Section 219. General duty to make disclosure

(1) A director of a company shall give notice in writing to the company—

(a) of the particulars relating to the shares, debentures, participatory interests, rights, options and contracts as are necessary for the purposes of compliance with section 59 by the company;

(b) of particulars of any change in respect of the particulars referred to in paragraph (a) of which notice has been given to the company including the consideration, if any, received as a result of the event giving rise to the change; and

(c) of such events and matters affecting or relating to himself as are necessary for the purposes of compliance with the requirements of this Act by the company.

(2) A person required to give notice under subsection (1) shall give the notice, within fourteen days—

(a) in the case of a notice under paragraph (1)(a)—

(i) from the date on which the director became a director; or

(ii) from the date on which the director acquired an interest in the shares, debentures, participatory interests, rights, options or contracts;

(b) in the case of a notice under paragraph (1)(b), from the occurrence of the event giving rise to the change; and

(c) in the case of a notice under paragraph (1)(c), from the date of such events and matters referred to in that paragraph.

(3) For the purposes of paragraphs (2)(a) and (b), in the case of a company whose shares are quoted on a stock exchange, the notice period shall be five days.

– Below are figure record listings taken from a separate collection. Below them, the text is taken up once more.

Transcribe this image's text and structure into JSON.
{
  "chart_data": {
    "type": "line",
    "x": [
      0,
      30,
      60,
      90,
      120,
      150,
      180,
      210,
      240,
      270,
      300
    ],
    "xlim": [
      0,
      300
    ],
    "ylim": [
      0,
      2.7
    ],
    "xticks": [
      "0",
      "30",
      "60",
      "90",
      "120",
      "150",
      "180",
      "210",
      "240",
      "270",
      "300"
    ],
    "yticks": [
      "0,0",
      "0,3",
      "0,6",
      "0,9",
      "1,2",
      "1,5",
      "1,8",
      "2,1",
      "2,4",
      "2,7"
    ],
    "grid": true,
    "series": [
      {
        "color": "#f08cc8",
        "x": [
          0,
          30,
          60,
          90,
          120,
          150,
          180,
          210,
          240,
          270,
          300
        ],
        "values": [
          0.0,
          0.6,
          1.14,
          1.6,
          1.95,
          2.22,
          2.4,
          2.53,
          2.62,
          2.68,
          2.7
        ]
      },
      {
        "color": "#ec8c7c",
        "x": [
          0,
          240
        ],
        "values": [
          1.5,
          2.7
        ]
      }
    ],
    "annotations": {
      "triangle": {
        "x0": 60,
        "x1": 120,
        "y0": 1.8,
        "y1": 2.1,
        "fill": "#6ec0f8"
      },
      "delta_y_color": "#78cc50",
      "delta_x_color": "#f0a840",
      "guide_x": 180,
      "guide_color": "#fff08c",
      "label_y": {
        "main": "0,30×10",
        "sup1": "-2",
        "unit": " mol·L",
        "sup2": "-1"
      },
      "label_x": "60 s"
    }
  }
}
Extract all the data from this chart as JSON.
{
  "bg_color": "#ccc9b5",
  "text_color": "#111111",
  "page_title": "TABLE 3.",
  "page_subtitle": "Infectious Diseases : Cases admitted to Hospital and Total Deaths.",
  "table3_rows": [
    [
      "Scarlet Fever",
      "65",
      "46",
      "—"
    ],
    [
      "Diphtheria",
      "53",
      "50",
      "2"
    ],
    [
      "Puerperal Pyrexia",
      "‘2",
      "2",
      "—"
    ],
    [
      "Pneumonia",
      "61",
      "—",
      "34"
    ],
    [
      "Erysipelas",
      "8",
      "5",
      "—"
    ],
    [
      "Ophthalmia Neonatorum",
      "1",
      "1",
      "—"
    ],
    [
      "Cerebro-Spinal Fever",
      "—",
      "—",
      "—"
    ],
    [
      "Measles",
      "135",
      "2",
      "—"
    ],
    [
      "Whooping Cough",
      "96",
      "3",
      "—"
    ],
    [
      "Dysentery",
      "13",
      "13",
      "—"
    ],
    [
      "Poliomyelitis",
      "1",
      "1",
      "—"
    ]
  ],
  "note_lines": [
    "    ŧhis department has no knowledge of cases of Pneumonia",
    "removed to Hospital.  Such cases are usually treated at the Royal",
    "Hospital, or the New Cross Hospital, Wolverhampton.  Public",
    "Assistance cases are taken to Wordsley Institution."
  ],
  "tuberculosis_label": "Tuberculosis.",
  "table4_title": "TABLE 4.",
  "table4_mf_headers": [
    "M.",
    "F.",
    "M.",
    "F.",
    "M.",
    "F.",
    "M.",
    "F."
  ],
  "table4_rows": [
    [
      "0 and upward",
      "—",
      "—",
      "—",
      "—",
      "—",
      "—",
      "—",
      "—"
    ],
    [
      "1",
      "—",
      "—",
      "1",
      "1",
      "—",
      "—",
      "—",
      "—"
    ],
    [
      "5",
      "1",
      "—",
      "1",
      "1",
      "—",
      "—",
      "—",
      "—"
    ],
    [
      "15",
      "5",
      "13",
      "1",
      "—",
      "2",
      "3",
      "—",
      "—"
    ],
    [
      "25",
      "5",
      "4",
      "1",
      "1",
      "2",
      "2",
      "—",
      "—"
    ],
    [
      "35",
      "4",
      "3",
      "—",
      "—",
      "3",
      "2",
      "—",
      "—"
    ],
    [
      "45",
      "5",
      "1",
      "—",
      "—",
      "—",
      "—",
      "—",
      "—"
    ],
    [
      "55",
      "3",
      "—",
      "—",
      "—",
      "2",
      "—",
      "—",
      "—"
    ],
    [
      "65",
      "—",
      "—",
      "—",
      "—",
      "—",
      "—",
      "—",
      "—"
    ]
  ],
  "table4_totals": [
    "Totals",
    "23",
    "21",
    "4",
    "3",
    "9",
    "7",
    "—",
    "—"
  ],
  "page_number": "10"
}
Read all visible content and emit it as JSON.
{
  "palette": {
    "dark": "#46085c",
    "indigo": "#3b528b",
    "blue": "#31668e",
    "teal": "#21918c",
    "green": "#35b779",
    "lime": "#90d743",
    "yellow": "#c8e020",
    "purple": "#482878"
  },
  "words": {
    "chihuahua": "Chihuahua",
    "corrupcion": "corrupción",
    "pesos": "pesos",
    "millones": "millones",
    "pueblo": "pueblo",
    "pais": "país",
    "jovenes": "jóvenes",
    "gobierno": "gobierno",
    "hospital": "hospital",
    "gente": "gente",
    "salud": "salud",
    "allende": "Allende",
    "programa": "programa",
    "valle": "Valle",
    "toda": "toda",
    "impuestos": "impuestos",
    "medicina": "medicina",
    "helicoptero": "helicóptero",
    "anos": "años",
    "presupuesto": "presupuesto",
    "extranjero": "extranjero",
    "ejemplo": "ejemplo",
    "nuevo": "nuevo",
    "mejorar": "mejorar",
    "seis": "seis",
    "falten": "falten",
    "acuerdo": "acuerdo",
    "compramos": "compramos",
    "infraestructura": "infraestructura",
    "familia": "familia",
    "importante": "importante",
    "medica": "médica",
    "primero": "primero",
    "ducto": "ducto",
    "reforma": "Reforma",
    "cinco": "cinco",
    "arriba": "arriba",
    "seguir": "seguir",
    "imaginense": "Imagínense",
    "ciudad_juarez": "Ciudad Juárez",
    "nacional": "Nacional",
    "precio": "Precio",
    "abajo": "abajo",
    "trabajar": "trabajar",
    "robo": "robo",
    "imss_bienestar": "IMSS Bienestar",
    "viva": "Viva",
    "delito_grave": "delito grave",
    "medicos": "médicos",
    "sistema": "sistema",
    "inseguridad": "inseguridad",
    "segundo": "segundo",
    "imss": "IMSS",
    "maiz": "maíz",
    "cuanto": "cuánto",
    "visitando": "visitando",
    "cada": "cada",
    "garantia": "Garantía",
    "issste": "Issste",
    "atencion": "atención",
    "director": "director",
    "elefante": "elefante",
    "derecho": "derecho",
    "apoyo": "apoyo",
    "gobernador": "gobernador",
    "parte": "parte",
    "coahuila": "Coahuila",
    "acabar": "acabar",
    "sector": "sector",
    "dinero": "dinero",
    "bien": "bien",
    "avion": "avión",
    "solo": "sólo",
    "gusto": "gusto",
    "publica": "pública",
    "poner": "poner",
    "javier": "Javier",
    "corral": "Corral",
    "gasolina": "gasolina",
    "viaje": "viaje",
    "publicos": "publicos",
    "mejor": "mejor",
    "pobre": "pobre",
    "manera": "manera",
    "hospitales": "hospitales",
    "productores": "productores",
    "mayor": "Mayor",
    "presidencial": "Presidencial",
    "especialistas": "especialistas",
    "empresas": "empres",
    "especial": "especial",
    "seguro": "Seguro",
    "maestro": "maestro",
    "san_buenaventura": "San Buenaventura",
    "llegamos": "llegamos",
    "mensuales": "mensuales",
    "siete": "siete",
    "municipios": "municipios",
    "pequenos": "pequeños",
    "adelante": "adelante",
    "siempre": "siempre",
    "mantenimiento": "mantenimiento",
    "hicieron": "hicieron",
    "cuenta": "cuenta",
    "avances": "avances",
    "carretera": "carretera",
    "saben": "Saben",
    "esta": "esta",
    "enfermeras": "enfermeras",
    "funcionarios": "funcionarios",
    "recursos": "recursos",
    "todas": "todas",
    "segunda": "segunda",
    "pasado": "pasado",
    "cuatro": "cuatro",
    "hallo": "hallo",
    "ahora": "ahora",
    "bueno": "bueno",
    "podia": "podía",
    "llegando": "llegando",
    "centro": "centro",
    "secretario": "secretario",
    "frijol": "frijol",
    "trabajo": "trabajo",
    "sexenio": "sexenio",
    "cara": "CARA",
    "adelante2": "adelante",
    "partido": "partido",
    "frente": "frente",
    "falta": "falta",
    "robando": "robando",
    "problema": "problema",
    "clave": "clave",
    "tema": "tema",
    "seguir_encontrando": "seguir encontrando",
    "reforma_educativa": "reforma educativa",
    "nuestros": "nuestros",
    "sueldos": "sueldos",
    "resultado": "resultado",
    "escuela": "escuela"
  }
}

(4) A company shall, send a copy of the notice to each of the other directors of the company within seven days from receiving a notice under subsection (1).

(5) For the purposes of this section—

(a) a reference to a participatory interest means a reference to an interest within the meaning of the Interest Schemes Act 2016; and

(b) in determining whether a person has an interest in a debenture or participatory interest, section 8, except for subsections 8(1) and (3), have effect and in applying those provisions, a reference to a share shall be construed as a reference to a debenture or participatory interest.

(6) A director who contravenes subsection (1) or (2) commits an offence and shall, on conviction, be liable to—

(a) in the case of subsection (1), imprisonment for a term not exceeding five years or a fine not exceeding three million ringgit or both; and

(b) in the case of subsection (2), a fine not exceeding twenty five thousand ringgit and in the case of a continuing offence, to a further fine of one thousand ringgit for each day during which the offence continues.

(7) A company which contravenes subsection (4) commits an offence and shall, on conviction, be liable to a fine not exceeding twenty five thousand ringgit and in the case of a continuing offence, to a further fine of one thousand ringgit for each day during which the offence continues.